Am I so selfish that I need to be constantly engaged in some kind of contact or conversation with someone else?
I should probably stop asking questions that aren’t likely to be answered. Silly, silly Ree. Shut your mouth again. Before you go too far again.

Here I am, a rabbit-hearted girl.

I’m being cryptic, aren’t I?
Just come out and say it, woman.
(No.)
Fine.


April 25th.

Let’s dance around the issue shall we? All of them. Everyone. One biiiiig merry-go-round and it’s making me dizzy.

Maybe I want to be on the other side of the ampersand after all. How predictable, Ree.

Faster, they might catch up, and we wouldn’t want that.


April 27th.

Inside my head
There's a room where I sit
There's a place here for you
If you wanted it

And I promise I won't hog the bedsheets
And I promise that I won't fall out of line
I could leave by the sunrise if that's what you wished
Just let me stay for a little while

Inside my mind
There's a voice that keeps asking me
"You're always falling but when will you land?"

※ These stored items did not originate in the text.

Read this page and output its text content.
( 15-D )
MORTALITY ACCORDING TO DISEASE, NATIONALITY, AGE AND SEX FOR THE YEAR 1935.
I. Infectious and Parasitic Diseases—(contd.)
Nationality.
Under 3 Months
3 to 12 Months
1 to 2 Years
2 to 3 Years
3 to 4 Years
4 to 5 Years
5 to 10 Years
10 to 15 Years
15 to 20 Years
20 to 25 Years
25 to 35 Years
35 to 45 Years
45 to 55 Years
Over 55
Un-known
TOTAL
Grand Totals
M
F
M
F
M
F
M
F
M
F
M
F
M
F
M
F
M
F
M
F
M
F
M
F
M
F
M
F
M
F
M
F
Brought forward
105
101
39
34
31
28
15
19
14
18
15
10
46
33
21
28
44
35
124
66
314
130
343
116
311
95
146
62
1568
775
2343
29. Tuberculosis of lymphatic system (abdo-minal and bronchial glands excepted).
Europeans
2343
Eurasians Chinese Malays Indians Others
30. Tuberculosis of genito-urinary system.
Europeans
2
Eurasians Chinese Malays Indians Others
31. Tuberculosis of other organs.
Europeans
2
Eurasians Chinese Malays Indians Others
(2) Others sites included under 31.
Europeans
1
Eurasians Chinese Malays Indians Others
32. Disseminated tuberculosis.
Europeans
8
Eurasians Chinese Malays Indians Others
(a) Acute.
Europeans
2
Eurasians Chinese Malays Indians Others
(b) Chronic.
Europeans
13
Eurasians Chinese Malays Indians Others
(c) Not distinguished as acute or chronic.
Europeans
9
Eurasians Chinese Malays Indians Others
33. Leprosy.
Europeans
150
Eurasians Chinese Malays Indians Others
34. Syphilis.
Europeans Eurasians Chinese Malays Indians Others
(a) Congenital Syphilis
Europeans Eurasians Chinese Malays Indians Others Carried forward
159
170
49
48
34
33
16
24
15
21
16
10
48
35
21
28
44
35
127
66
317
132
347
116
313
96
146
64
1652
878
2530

It's not likely I'll think of an answer in time
'Til my limbs are all broken
And I've nearly died
But if you'd let me stay for a little while...

I promised that I wouldn't cry


I wrote that once after I she went to sleep. I still think about her sometimes.

It seems almost relevant now, that poem.

1 comment:

Anonymous said...

Wanting to is different from needing to live your life on one side of an ampersand. And you don't need to.